Single Interactive Job Via srun

srun -p htc python pi_monte_carlo.py 1000

This method interactively requests that the calculation be directly run on the requested resource.

Single-Threaded Batch Job via sbatch’s Wrapping Function

sbatch -p htc --wrap "sleep 30; time python pi_monte_carlo.py 1000"

This method submits a batch job by wrapping the command line that you wish to run in an sbatch script that is then submited for you.

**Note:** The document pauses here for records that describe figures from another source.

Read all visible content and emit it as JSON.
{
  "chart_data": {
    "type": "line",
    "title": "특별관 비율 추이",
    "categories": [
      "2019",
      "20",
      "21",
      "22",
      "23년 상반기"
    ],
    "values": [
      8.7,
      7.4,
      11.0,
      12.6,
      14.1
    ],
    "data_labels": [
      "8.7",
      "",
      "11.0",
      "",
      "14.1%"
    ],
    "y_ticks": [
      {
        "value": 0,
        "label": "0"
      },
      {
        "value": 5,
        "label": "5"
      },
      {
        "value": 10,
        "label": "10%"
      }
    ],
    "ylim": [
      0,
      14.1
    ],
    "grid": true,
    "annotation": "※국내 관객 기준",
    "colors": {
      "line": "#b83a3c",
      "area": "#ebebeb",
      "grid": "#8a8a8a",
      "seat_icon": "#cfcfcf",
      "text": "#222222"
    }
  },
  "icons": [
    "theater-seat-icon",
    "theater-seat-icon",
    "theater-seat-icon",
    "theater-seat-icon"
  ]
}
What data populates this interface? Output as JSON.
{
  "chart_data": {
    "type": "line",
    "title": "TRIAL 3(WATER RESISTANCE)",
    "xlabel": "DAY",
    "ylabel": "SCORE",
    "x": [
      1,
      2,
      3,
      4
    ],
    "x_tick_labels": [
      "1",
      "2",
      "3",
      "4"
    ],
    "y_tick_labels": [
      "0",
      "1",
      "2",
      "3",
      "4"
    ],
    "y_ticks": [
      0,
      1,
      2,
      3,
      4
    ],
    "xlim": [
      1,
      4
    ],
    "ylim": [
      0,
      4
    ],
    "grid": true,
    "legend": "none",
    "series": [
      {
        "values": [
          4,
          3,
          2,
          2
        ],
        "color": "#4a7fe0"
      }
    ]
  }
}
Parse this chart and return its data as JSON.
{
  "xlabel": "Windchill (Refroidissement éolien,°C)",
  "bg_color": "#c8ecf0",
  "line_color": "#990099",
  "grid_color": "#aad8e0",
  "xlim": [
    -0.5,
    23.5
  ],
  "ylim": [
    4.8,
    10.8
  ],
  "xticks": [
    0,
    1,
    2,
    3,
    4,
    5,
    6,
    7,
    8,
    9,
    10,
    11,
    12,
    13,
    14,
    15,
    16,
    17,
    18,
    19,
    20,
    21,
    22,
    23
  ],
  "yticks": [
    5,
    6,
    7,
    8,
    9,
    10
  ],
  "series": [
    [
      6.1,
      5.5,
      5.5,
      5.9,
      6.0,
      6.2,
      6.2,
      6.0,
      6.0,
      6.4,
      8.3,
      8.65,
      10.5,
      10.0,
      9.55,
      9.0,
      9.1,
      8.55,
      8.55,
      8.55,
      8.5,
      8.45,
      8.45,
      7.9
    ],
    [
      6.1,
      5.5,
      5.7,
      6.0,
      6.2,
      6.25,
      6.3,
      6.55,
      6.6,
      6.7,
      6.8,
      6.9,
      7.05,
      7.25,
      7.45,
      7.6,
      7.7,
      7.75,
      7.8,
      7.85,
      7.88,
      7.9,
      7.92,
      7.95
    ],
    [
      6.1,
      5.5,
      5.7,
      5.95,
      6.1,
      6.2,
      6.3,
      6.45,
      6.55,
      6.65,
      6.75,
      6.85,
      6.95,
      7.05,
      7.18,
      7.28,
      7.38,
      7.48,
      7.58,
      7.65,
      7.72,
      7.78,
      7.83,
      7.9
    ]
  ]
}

This method is non-interactive.

Single Threaded Batch Job via Batch Script

#!/bin/bash
#SBATCH -J python
#SBATCH -o python_%j.out
#SBATCH -p htc

module purge
module load python

time python pi_monte_carlo.py 1000

This batch script is manually creatd and then submited via sbatch 04_sbatch_htc.sbatch.

Single Multi-Threaded Job via Batch Script

#!/bin/bash
#SBATCH -J pi
#SBATCH -o pi_%j.out
#SBATCH -p development
#SBATCH -N 1
#SBATCH --ntasks-per-node=2

module purge
module load python

time python pi_monte_carlo_shared.py 10000000 ${SLURM_NTASKS}

This batch script runs a parallel version of the Monte Carlo π approximation script on two cores.

Array of Single Threaded Jobs via Batch Script

#!/bin/bash
#SBATCH -J pi_array
#SBATCH -o pi_array_%a-%A.out
#SBATCH --array=1-4%2
#SBATCH -p development

module purge
module load python

time python pi_monte_carlo.py $((10**${SLURM_ARRAY_JOB_ID}))

This batch script submits a job that will perform an array of jobs in parallel as allowed by the queue system.